Mengintegrasikan Penanganan Kemiskinan di Banten
Sumber Gambar : Permasalahan kemiskinan merupakan isu strategis yang menjadi
perhatian pemerintah maupun masyarakat. Selain juga permasalahan pengangguran.
Permasalahan kemiskinan punya korelasi dengan permasalahan pengangguran.
Badan Pusat
Statistik (BPS) Provinsi Banten merilis jumlah penduduk miskin di Provinsi
Banten periode September sebanyak 641,42 ribu jiwa atau setara dengan 4,94
persen dari total penduduk. Jumlah tersebut lebih rendah dibanding periode
Maret 2019 sebanyak 654,46 ribu jiwa atau setara dengan 5,09 persen.
Pada periode
Maret-September 2019 persentase penduduk miskin di Banten mengalami penurunan
0.15 poin, atau berkurang 13,04 ribu orang. Persentase penduduk miskin di
Banten pada bulan September mencapai 4,94 persen. Jika dibandingkan dengan
penduduk miskin pada Maret 2019, maka selama enam bulan terjadi penurunan
sebesar 0.15 poin, dari posisi 5.09 persen.
Pada periode
Maret-September 2019, penurunan jumlah penduduk miskin juga terjadi di wilayah
perkotaan dan perdesaan.
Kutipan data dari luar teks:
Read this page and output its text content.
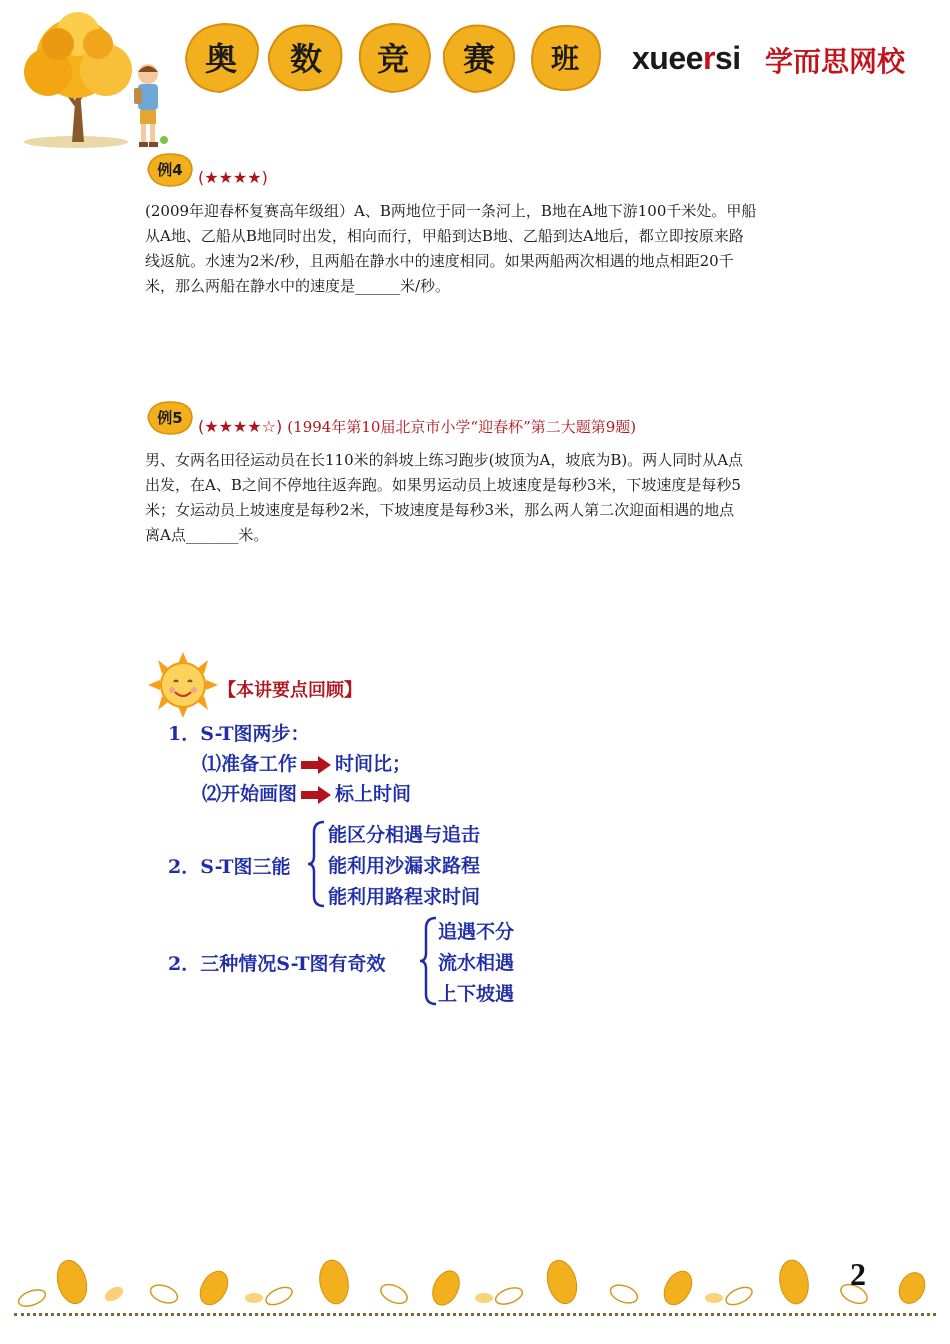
奥	数	竞	赛	班	xueersi 学而思网校
例4 (★★★★)

(2009年迎春杯复赛高年级组）A、B两地位于同一条河上，B地在A地下游100千米处。甲船

从A地、乙船从B地同时出发，相向而行，甲船到达B地、乙船到达A地后，都立即按原来路

线返航。水速为2米/秒，且两船在静水中的速度相同。如果两船两次相遇的地点相距20千

米，那么两船在静水中的速度是______米/秒。

例5 (★★★★☆) (1994年第10届北京市小学“迎春杯”第二大题第9题)

男、女两名田径运动员在长110米的斜坡上练习跑步(坡顶为A，坡底为B)。两人同时从A点

出发，在A、B之间不停地往返奔跑。如果男运动员上坡速度是每秒3米，下坡速度是每秒5

米；女运动员上坡速度是每秒2米，下坡速度是每秒3米，那么两人第二次迎面相遇的地点

离A点_______米。

【本讲要点回顾】
1．S-T图两步：
⑴准备工作 时间比；
⑵开始画图 标上时间
2．S-T图三能
能区分相遇与追击
能利用沙漏求路程
能利用路程求时间
2．三种情况S-T图有奇效
追遇不分
流水相遇
上下坡遇
2
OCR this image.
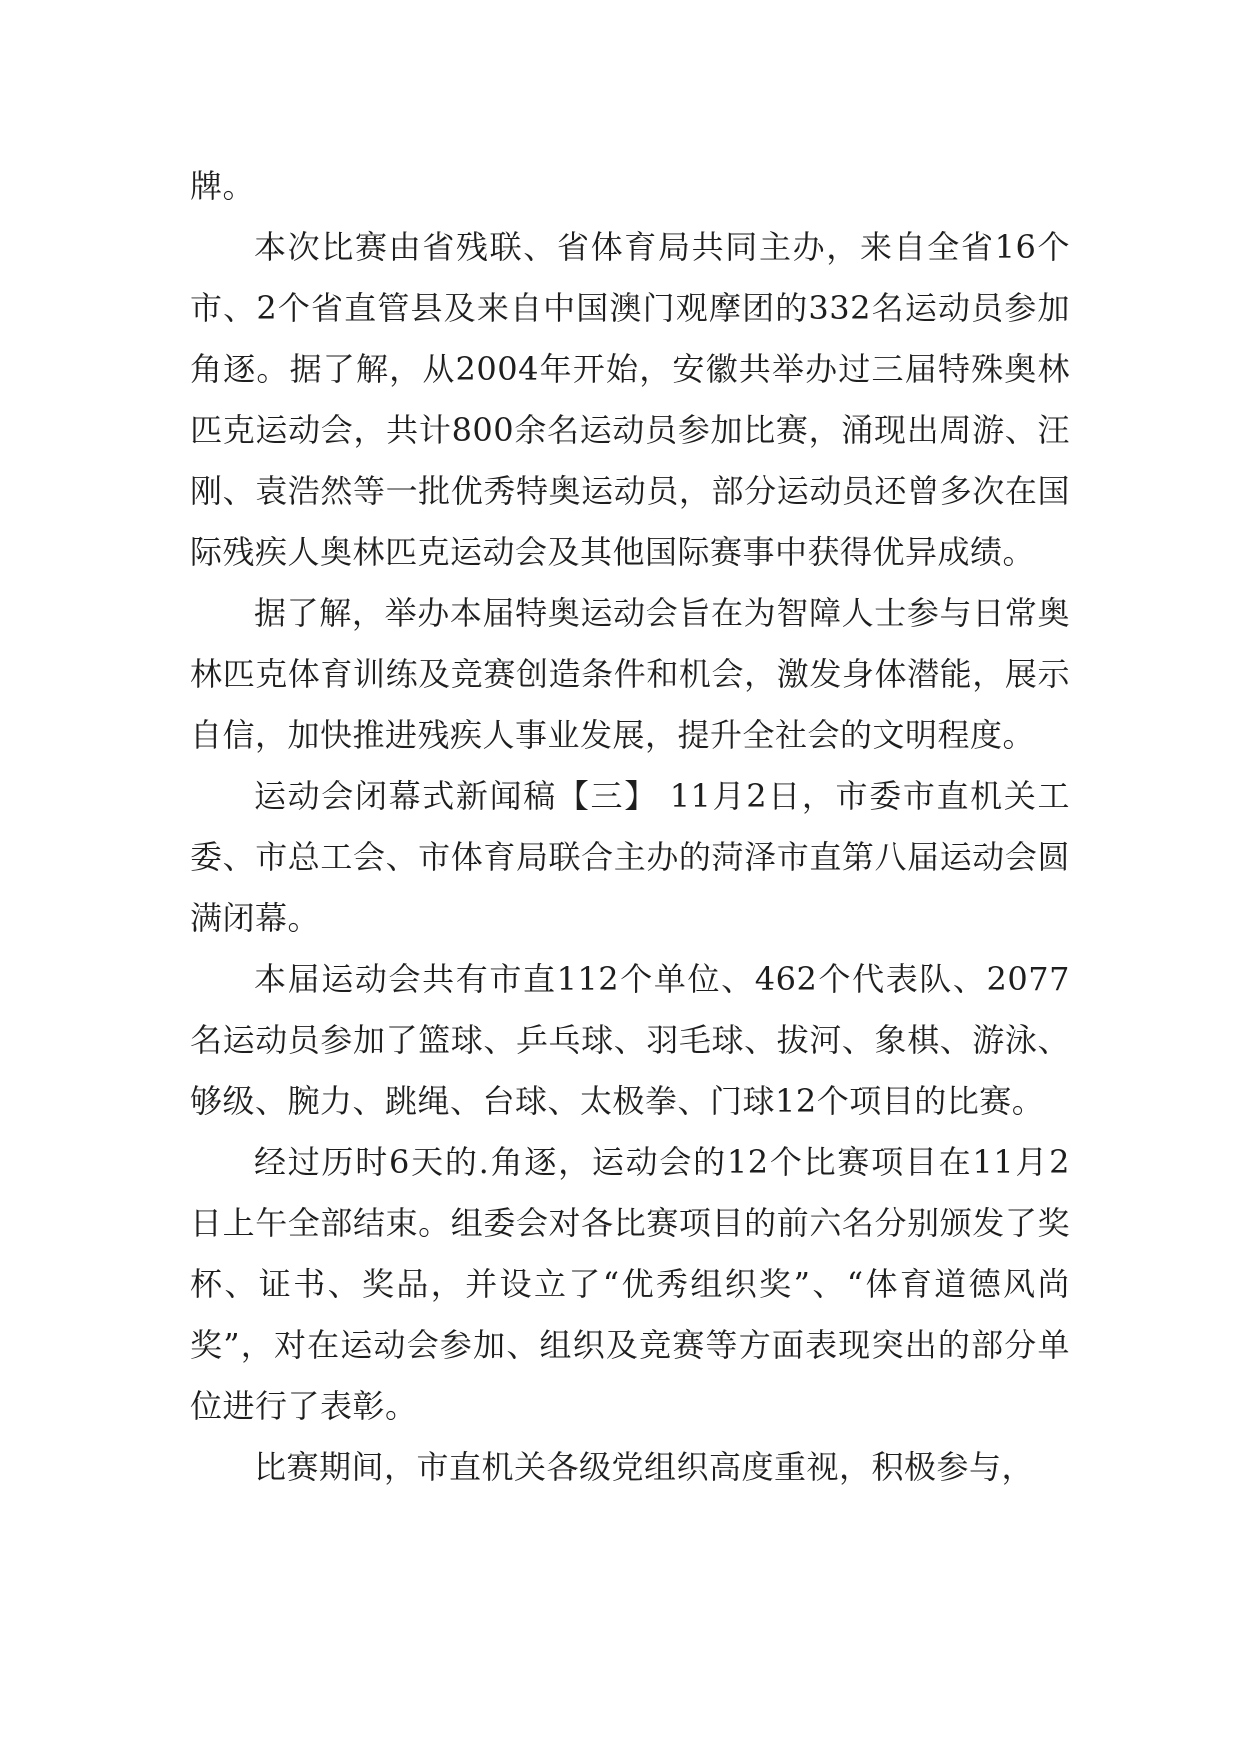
牌。

本次比赛由省残联、省体育局共同主办，来自全省16个市、2个省直管县及来自中国澳门观摩团的332名运动员参加角逐。据了解，从2004年开始，安徽共举办过三届特殊奥林匹克运动会，共计800余名运动员参加比赛，涌现出周游、汪刚、袁浩然等一批优秀特奥运动员，部分运动员还曾多次在国际残疾人奥林匹克运动会及其他国际赛事中获得优异成绩。

据了解，举办本届特奥运动会旨在为智障人士参与日常奥林匹克体育训练及竞赛创造条件和机会，激发身体潜能，展示自信，加快推进残疾人事业发展，提升全社会的文明程度。

运动会闭幕式新闻稿【三】 11月2日，市委市直机关工委、市总工会、市体育局联合主办的菏泽市直第八届运动会圆满闭幕。

本届运动会共有市直112个单位、462个代表队、2077名运动员参加了篮球、乒乓球、羽毛球、拔河、象棋、游泳、够级、腕力、跳绳、台球、太极拳、门球12个项目的比赛。

经过历时6天的.角逐，运动会的12个比赛项目在11月2日上午全部结束。组委会对各比赛项目的前六名分别颁发了奖杯、证书、奖品，并设立了“优秀组织奖”、“体育道德风尚奖”，对在运动会参加、组织及竞赛等方面表现突出的部分单位进行了表彰。

比赛期间，市直机关各级党组织高度重视，积极参与，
Jumlah penduduk miskin di daerah perkotaan turun
sebanyak 7,5 ribu orang dari 378,28 ribu orang menjadi 371,28 ribu orang.
Demikian pula di daerah perdesaan turun sebanyak 5,6 ribu orang dari 275,73
ribu orang menjadi 270,13 ribu orang.
Berdasarkan
analisa BPS kemiskinan itu lebih besar di perdesaan dan relatif merata. Gini
ratio, ketimpangannya juga rendah dan itu juga harus diwaspadai.
Walaupun gini rationya rendah pendapatan mereka umumnya rendah. Sementara di
kota, memang gini rationya lebih tinggi dari perdesaan. Tapi di sana
kemiskinannya lebih kecil di daerah perkotaan.
Tingginya angka
kemiskinan di perdesaan karena sumber pendapatan mereka rata-rata dari
pertanian dengan produktivitas rendah. Tak hanya itu, di perdesaan juga banyak
warga yang hanya lulusan Sekolah Dasar (SD).
Bila melihat
berdasarkan wilayah, BPS memotret persentase penduduk miskin kabupaten/kota
tertinggi yaitu di Kabupaten Lebak dan terendah di Kota Tangerang
Selatan. Kemudian dari empat kota yang ada di Banten, yaitu Cilegon,
Kota Serang, Kota Tangsel dan Kota Tangerang yang paling tinggi tingkat
kemiskinannya memang di Kota Serang 5,40 persen, yang masih terendah tetap di
Tangsel.
Angka
kemiskinan yang dirilis BPS Banten merupakan gambaran dan rujukan bagi pemda
dalam membuat program penangangan kemiskinan. Data-data tersebut sangat penting
sebagai titik pijak dalam merumuskan program yang tepat sasaran.
Sudah
seharusnya Pemprov Banten, pemkab dan pemkot melalui Bappeda menjadikan
data-data statistik menjadi sumber penting dalam setiap perencanaan program
sehingga diharapkan penanganan kemiskinan bisa terintegrasi secara baik. Jangan
sampai ada tumpang tindih kegiatan yang tidak efektif dalam upaya menurunkan
angka kemiskinan.
Kepada
pemkab/pemkot yang memiliki jumlah angka kemiskinan yang tinggi agar
meningkatkan koordinasi dengan instansi lain baik pusat, provinsi maupun
pemangku kepentingan lain. Penanganan kemiskinan tidak bisa ditangani sendiri,
tetapi harus terintegrasi dengan semua pemangku kepentingan. Dengan demikian,
angka kemiskinan setiap tahun bisa terus ditekan. Selain itu penanganan
kemiskinan juga harus berkorelasi dengan penanganan pengangguran. Semakin
banyak masyarakat yang nganggur potensi kemiskinan akan meningkat. Oleh karena
itu, penanganan kemiskinan dari hulu yakni mengurangi angka pengangguran dengan
penciptaan lapangan kerja akan menekan angka kemiskinan. Penanganan kemiskinan
juga harus mempertimbangkan aspek lain yakni bukan hanya yang bersifat
konsumtif, dalam bentuk bantuan sosial, tetapi juga bantuan dalam bentuk
program pemberdayaan. Dengan kata lain, penanganan kemiskinan di Banten masih
membutuhkan upaya ekstra keras dari pemerintah semua elemen masyarakat.